Los niños y su derecho a ser personas

El Deber logo
2 de marzo de 2017, 4:00 AM
2 de marzo de 2017, 4:00 AM

La semana pasada nos sorprendieron las imágenes de un video circulando por las redes sociales en el que Roxana Sandóval, exdiputada del MNR, en un remedo de instrucción militar, instaba a un grupo de niños en la plaza 24 de Septiembre a gritar consignas en contra del presidente y sus intenciones ‘prorroguistas’. Hace un año también escuchábamos perplejos a Álvaro García Linera, vicepresidente del Estado Plurinacional, cuando en un acto de entrega de un colegio técnico humanístico en Porco (Potosí) decía: “Si alguien de aquí a cinco, a 10 años, quiere venir a quitar el petróleo, la electricidad, pónganse sus cartuchos de dinamita y vayan a botarlos a patadas” (ANF, 01.02.16). 

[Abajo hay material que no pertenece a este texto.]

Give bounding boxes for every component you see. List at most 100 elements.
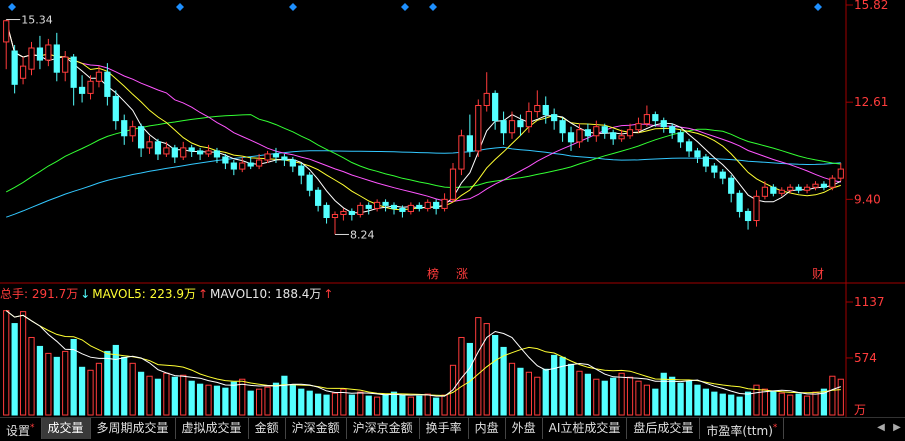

En ambos casos, los ciudadanos expresaron su repudio por distintas vías de expresión. Se cuestionó tanto el uso de niños como propaganda, como la intención de promover, incitar o formar juventudes en el odio y la toma de acciones violentas de hecho. En un país en el que tenemos el segundo promedio de linchamientos más alto en Latinoamérica (37,2 por año, La Razón, 01.04.16) y otros índices alarmantes de violencia, ¿queremos agravarlo alargando nuestra lista de taras y odios?, ¿arrebatarle a nuestros niños la posibilidad de ser personas de libre conciencia y convertirlos en armas bélicas dirigidas o sacrificadas por consigna?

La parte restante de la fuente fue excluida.